石油危機のメモから最初のCクラスまで——W 201の短い生涯と長い影。
1974
企画書
ハンス・シェーレンベルクがコンパクト・プロジェクトW 201を定義する。あらゆる寸法でより小さく、あらゆる点で典型的なメルセデスであれ、と。
1982
1982年12月8日
190と190 Eが発表される——W 123より30 cm短く、高いテールの下に特許の5リンク・リアアクスルを備えて。
1983
ナルドー
3台の190 E 2.3-16が平均247.9 km/hで50,000 kmを走破し、世界記録3つとクラス記録9つを奪う。
1984
チャンピオンたちのレース
20台の同一の2.3-16が新しいニュルブルクリンクGPコースを開き、無名のアイルトン・セナがラウダ、プロストら9人の世界チャンピオンを破る。
1990
Evolution II
ウイング付きホモロゲーション・スペシャルが502台造られ、DTM仕様がクラウス・ルートヴィヒを1992年のタイトルへ導く。
1993
190からCへ
1,879,629台ののち、W 201はW 202——最初のCクラス、以来メルセデスで最も売れる血統——にバトンを渡す。
エピローグ
メルセデスを現代にした小さな車。
薄笑いとして始まったあだ名は、栄誉の称号として終わった。Baby-Benzは、メルセデスをメルセデスたらしめるものが一度もメートルで測られたことがないと証明したのだ。この車は会社のアメリカ事業を救い、重量規律と空力を教え、以来造られたほとんどすべてのメルセデスの下に5リンク・リアアクスルを収めた。

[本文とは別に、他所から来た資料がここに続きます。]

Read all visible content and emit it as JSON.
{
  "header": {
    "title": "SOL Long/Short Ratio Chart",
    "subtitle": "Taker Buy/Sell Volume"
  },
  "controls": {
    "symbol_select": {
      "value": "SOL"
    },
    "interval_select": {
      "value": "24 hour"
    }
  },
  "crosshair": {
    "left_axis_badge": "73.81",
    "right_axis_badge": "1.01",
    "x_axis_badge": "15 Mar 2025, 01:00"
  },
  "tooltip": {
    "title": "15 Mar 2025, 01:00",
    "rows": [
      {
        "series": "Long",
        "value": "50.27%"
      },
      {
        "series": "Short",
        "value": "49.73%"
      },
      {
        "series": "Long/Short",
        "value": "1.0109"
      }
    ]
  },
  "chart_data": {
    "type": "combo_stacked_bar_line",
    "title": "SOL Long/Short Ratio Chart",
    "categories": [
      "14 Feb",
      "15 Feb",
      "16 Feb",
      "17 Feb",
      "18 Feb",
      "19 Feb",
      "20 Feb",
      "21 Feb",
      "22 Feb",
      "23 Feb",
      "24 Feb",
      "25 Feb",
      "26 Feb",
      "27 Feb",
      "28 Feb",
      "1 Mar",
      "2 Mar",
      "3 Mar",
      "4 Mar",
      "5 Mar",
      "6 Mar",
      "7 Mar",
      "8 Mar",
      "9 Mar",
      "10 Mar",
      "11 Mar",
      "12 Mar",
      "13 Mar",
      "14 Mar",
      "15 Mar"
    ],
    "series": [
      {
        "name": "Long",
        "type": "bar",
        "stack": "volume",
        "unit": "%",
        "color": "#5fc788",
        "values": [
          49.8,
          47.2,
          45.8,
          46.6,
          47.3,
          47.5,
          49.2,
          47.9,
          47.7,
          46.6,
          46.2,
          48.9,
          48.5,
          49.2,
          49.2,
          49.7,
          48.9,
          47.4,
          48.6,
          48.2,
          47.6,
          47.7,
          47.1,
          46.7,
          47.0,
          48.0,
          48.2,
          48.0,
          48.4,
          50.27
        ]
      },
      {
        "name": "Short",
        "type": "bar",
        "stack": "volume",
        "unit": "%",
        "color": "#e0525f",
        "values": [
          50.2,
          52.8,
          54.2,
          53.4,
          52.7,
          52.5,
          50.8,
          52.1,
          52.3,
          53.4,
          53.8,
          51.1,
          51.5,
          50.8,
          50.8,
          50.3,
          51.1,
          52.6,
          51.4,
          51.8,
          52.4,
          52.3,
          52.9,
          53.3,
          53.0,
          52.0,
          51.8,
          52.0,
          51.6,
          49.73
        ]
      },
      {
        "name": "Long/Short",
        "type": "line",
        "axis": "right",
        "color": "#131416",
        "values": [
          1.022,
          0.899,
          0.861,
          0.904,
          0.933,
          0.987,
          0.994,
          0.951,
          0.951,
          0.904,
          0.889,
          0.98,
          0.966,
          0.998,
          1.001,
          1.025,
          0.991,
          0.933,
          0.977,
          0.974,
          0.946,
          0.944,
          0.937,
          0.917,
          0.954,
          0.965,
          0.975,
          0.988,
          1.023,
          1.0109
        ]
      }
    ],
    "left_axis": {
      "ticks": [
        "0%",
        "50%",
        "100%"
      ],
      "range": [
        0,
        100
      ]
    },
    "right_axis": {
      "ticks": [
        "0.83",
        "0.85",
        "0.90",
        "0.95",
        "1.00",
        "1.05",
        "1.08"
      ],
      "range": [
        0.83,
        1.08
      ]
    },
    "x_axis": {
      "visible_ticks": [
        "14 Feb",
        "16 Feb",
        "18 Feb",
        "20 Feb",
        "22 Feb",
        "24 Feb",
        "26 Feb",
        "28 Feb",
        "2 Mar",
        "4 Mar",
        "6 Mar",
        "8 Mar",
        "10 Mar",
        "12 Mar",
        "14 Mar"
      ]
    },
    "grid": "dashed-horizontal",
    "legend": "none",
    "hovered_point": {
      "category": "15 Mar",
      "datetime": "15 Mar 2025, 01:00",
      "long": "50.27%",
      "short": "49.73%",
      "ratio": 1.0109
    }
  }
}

その最も真実の遺産は、どこにでもあるがゆえに見えない。その席を継いだCクラスは会社のベストセラーになり、W 124と以後のあらゆるサッコのセダンはそのデザイン言語を話し、小さなメルセデスを堂々と造る自信は、石油危機のさなかに書かれた一枚のメモに直接さかのぼる。190は一世代のうちにシュトゥットガルトが造った最小の車であり——そしてこの会社が下した最も大きな正しい決断の一つだった。